Berkel and Smith are reaching out to kids two to eight to receive the FCU4Health’s integrated primary care and behavioral health services.
“The FCU4Health program is a unique childhood-obesity prevention program because it focuses on the parents to reach the kids,” explains Berkel in a press release.
How the Program Works
An onsite health coordinator meets with the parents and kids.
The parents are taught skills that will help them apply a pediatrician’s advice.
An example of a skill would be refusing to give a temperamental child ice cream to quiet her down.
Another parenting skill that’s taught is that of setting limits on screen time.
The USDA is funding the five-year, $2.5 million intervention which began in 2018.

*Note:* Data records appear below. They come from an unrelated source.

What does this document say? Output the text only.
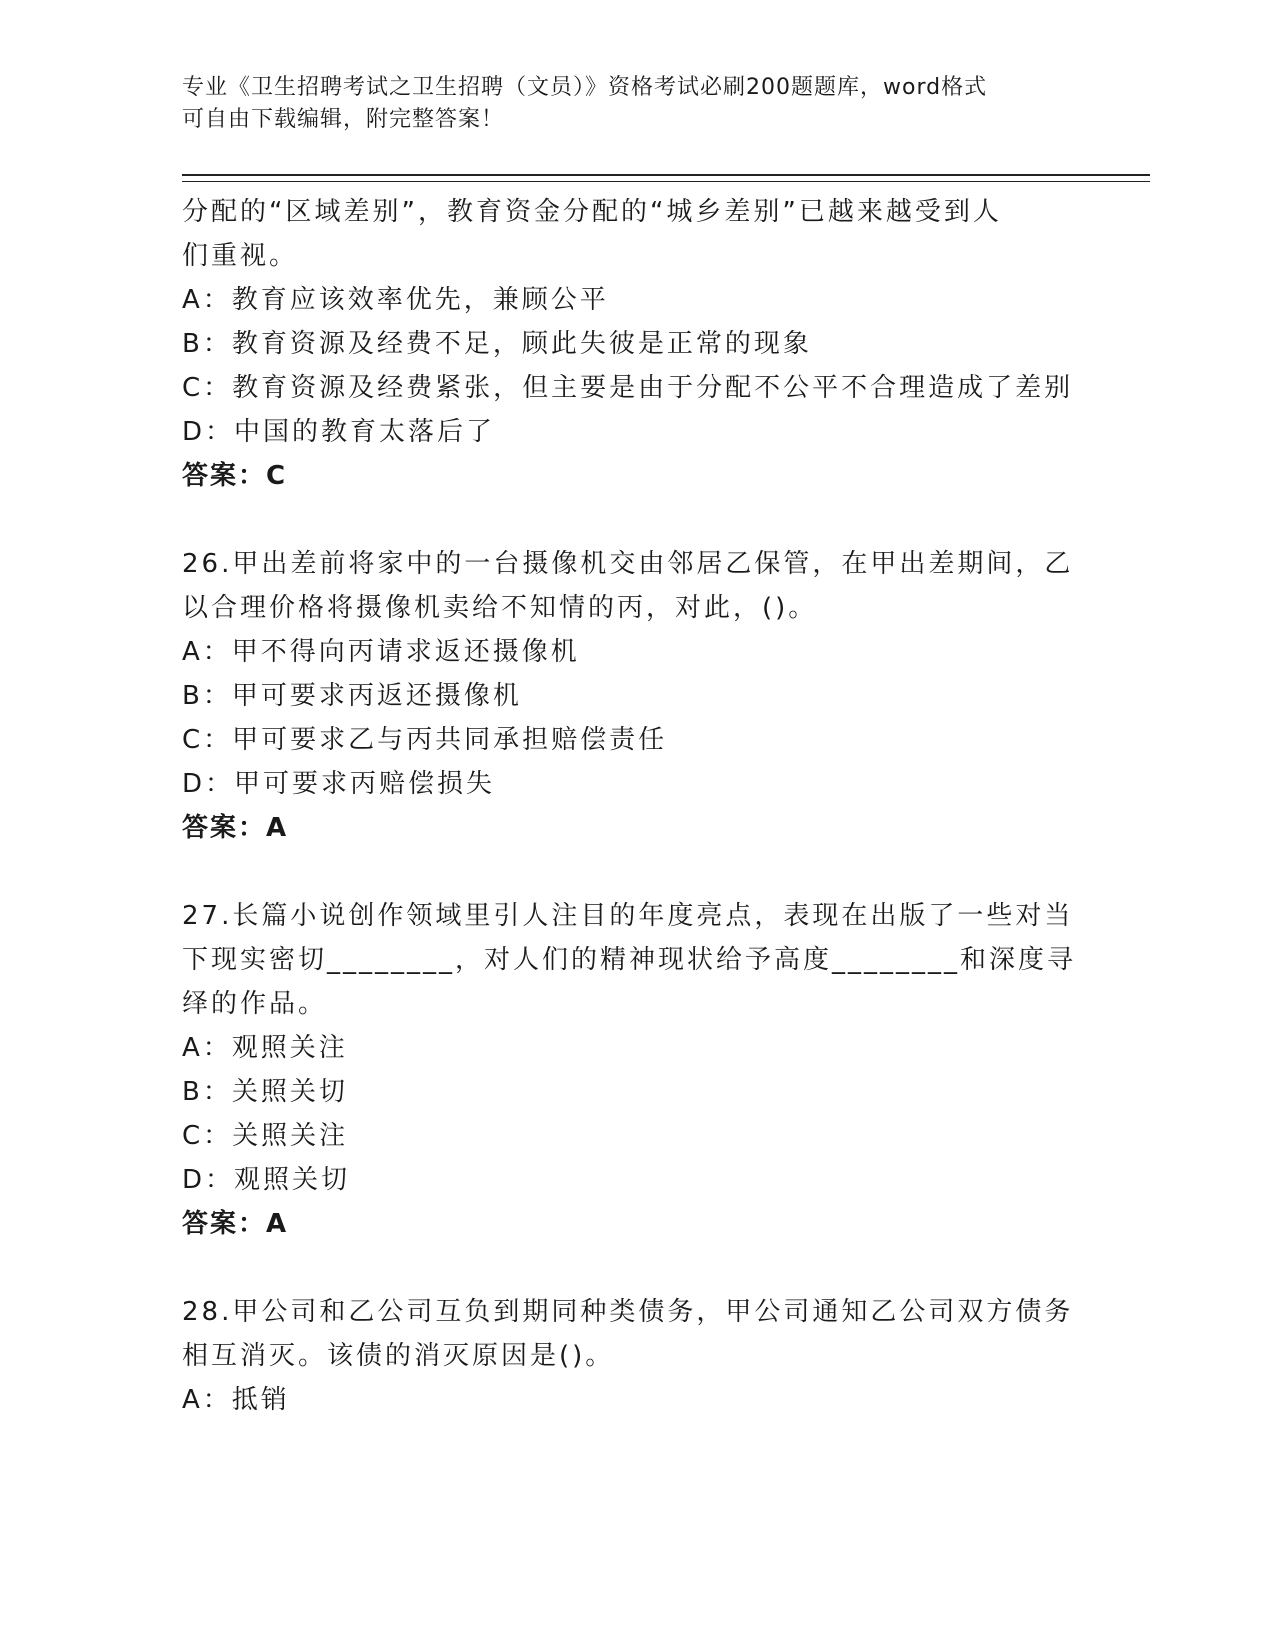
专业《卫生招聘考试之卫生招聘（文员）》资格考试必刷200题题库，word格式
可自由下载编辑，附完整答案！
分配的“区域差别”，教育资金分配的“城乡差别”已越来越受到人
们重视。
A：教育应该效率优先，兼顾公平
B：教育资源及经费不足，顾此失彼是正常的现象
C：教育资源及经费紧张，但主要是由于分配不公平不合理造成了差别
D：中国的教育太落后了
答案：C
26.甲出差前将家中的一台摄像机交由邻居乙保管，在甲出差期间，乙
以合理价格将摄像机卖给不知情的丙，对此，()。
A：甲不得向丙请求返还摄像机
B：甲可要求丙返还摄像机
C：甲可要求乙与丙共同承担赔偿责任
D：甲可要求丙赔偿损失
答案：A
27.长篇小说创作领域里引人注目的年度亮点，表现在出版了一些对当
下现实密切________，对人们的精神现状给予高度________和深度寻
绎的作品。
A：观照关注
B：关照关切
C：关照关注
D：观照关切
答案：A
28.甲公司和乙公司互负到期同种类债务，甲公司通知乙公司双方债务
相互消灭。该债的消灭原因是()。
A：抵销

Changes Parents Can Make to Correct or Prevent Obesity in Their Kids
“The best time to start working on obesity prevention is as early as possible!” says Dr. Lisa Lewis, MD, a board certified pediatrician in Fort Worth, Texas, and author of “Feed the Baby Hummus, Pediatrician-Backed Secrets from Cultures Around the World.”
“Ideally, breastfeeding an infant and starting unprocessed, healthy foods as purees when the baby begins to eat helps promote healthy lifelong habits.
“But, don’t despair — parents can start healthy habits for their family at any age. Healthy habits for the children are beneficial for the entire family.
“For children who are sedentary, I recommend starting exercise as a family.
PE in school 2-3 times per week is good, but often does not promote the exercise needed outside of school.
“Most children will not enjoy exercise if ‘forced,’ so make the activity enjoyable.
“A good start would be evening walks at least five times per week. Look for fun activities like playing in the park, nature hikes or swimming.
“The first step for healthy eating is to remove unhealthy foods from the home. Foods such as processed sugar, complex carbohydrates and unhealthy fats are eaten less when not available.
“Stop all sugar drinks, unless the child is having one as an occasional treat.
“Instead of focusing on what a child ‘can’t have,’ focus on the good foods available.
“A diet high in fiber is good for the body and helps prevent hunger, so ensure the child eats plenty of fruits, vegetables, beans and whole grains.
“Dairy is important for a growing body. The two best drinks are milk and water.
“Add protein in the form of lean meats, eggs and nuts (nut pastes if the child is less than six to prevent choking).
“A child does need carbohydrates, but they should be given in moderation. For example, many children love crackers but they shouldn’t be eating them all day.
“Again, an occasional ‘unhealthy’ treat is not detrimental. If a child feels the family diet is too restrictive, they are likely to sneak food outside the home, such as at school or a friend’s house. This is not healthy behavior and can lead to binge eating.”
If you’re inclined to blame childhood obesity on genetics — ask yourself how many of the above ground rules you’ve been adhering to.